🤖 AI Summary
Facing the bottleneck of facial morphing attack detection (MAD) development—namely, scarcity of authentic data and stringent privacy constraints—this work introduces the first large-scale, publicly available synthetic face morphing dataset, comprising 2,450 identities and over 100,000 high-fidelity samples, covering both single-sample and differential morphing attack scenarios. We propose a novel morphing synthesis framework grounded in generative modeling and deformation mapping, enabling, for the first time, systematic generation of mated-sample morphs. Furthermore, we unify image quality assessment (IQA) and vulnerability analysis to jointly optimize performance across both MAD tasks.
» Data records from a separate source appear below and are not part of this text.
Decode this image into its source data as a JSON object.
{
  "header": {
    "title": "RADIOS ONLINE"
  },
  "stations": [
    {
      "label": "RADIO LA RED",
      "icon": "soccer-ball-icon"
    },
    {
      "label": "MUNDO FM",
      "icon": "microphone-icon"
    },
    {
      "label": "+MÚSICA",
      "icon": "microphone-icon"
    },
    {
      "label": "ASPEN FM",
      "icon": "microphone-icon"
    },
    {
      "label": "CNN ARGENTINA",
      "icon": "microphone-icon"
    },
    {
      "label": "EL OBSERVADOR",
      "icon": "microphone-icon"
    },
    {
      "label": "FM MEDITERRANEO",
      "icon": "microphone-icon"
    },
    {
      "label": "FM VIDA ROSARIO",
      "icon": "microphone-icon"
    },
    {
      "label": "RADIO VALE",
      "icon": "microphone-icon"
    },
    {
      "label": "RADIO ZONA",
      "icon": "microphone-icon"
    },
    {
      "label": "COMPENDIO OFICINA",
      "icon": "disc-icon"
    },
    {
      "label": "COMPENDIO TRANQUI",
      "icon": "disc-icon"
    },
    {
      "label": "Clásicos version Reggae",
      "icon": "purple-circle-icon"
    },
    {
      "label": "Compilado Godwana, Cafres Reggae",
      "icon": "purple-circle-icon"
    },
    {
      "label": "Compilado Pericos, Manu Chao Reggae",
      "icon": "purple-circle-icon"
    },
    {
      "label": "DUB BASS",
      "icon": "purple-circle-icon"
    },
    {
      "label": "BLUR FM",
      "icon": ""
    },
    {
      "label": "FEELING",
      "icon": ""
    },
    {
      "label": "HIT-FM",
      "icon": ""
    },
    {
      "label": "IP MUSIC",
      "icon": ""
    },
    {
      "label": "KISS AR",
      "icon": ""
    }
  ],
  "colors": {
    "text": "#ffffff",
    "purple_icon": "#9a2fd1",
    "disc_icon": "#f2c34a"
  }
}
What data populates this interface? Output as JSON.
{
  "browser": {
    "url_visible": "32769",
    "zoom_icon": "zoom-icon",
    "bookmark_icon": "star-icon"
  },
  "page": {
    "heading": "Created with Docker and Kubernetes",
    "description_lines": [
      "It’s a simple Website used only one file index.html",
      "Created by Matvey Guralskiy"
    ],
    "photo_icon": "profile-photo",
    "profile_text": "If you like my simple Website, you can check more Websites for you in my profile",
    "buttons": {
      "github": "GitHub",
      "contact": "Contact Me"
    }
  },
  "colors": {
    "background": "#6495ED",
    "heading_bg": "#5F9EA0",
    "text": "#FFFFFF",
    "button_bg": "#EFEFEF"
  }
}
Extensive multi-protocol benchmarking demonstrates that our dataset significantly outperforms existing state-of-the-art synthetic datasets, achieving detection accuracy comparable to that attained on real-world data—thereby validating its effectiveness and strong generalizability for training diverse MAD models.
📝 Abstract
Face morphing attack detection (MAD) algorithms have become essential to overcome the vulnerability of face recognition systems. To solve the lack of large-scale and public-available datasets due to privacy concerns and restrictions, in this work we propose a new method to generate a synthetic face morphing dataset with 2450 identities and more than 100k morphs. The proposed synthetic face morphing dataset is unique for its high-quality samples, different types of morphing algorithms, and the generalization for both single and differential morphing attack detection scenarios. For experiments, we apply face image quality assessment and vulnerability analysis to evaluate the proposed synthetic face morphing dataset from the perspective of biometric sample quality and morphing attack potential on face recognition systems. The results are benchmarked with an existing SOTA synthetic dataset and a representative non-synthetic dataset and indicate improvement compared with the SOTA. Additionally, we design different protocols and study the applicability of using the proposed synthetic dataset on training morphing attack detection algorithms.